Financial Trading Blog

Stock of the day 07/01/2016 – Debenhams PLC




With Next seeing an unexpected fall in holiday sales, and Marks & Spencer’s seeing a clothing sales decline so steep over Christmas that CEO Marc Bolland has been forced to announce he is stepping down, Debenhams has been sent to near 14 month lows before it has even revealed its own figures. Yet at points in 2015 things had looked so promising for the high street staple.

After starting last year at 76p things didn’t get off to the greatest start for Debenhams, sliding to a 2015 low of 69p by mid-January following a trading update that warned a ‘challenging’ Christmas season (sound familiar?) would harm first half profits. Yet the stock soon picked itself back upon, dusted itself off, and began to climb, reaching around 80p by mid-April.

It was here where Debenhams entered its most fecund period, its half year results, whilst not spectacular, coming in far better than expected. A 4.3% rise in pre-tax profit took the figure to £88.9 million (spurred on by a 1.3% rise in like-for-like group sales) causing Debenham’s to surge around 12% in the aftermath. Add onto that a 5% jump post-Tory election win and the stock was trading at 98p (an 18 month high) by the end of May.

Debenhams Plc Chart January 2016
(Source: IT-Finance.com 07/01/2016)

Yet Debenhams couldn’t maintain this good form, and as it entered June the stock began to slide. An end of month update, which saw underlying sales remaining flat but with a 16.7% increase in online sales, failed to stall Debenhams’ decline, and by mid-August the stock had dipped below 90p. Of course there was still a lot more turmoil to come in August, the month’s market-wide collapse leaving Debenhams at a 5 month low of 73p by the start of September.

Things admittedly began to pick up after the stock hit that nadir. Climbing back to 90p by the start of November, Debenhams was boosted by a set of full year results (announced at the end of October) that saw a 7.3% rise in pre-tax profit to £113.5 million alongside a 2.1% increase in like-for-like group sales. Perhaps just as importantly was the news that unpopular CEO Michael Sharp would be stepping down in 2016 amidst reports of shareholder pressure.

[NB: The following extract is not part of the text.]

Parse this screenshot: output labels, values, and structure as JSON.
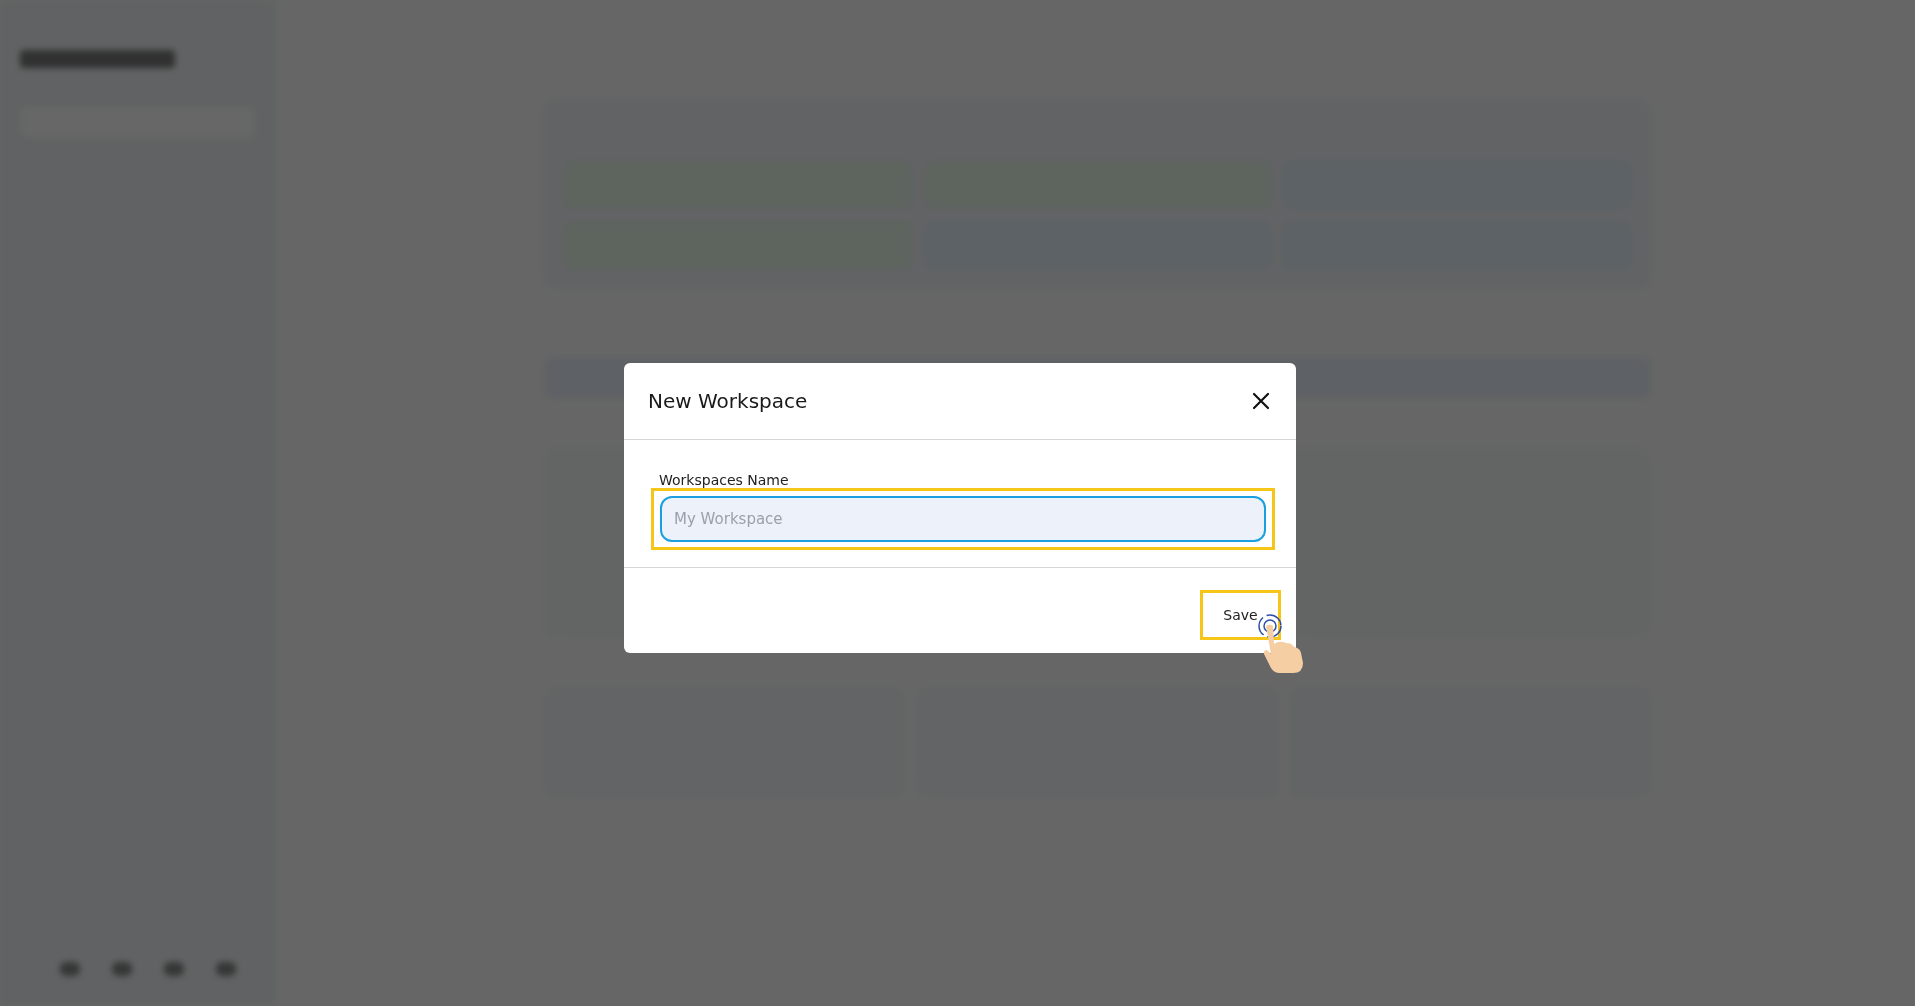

However, just like in May, this recovery soon began to unravel; a fall across November was then exacerbated at the start of December by a warning from experts that the company was ‘cannibalising’ its sales by taking traffic away from the high street in favour of a greater online presence. Accelerating its losses as the year wrapped up, the Christmas woes for Next and M&S merely made things worse for Debenhams as it entered 2016, leaving the stock at its aforementioned 14 month low of 68p (IT-Finance.com, 07/01/2016).

Debenhams PLC has a consensus rating of ‘Hold’ with an average target price of 82p.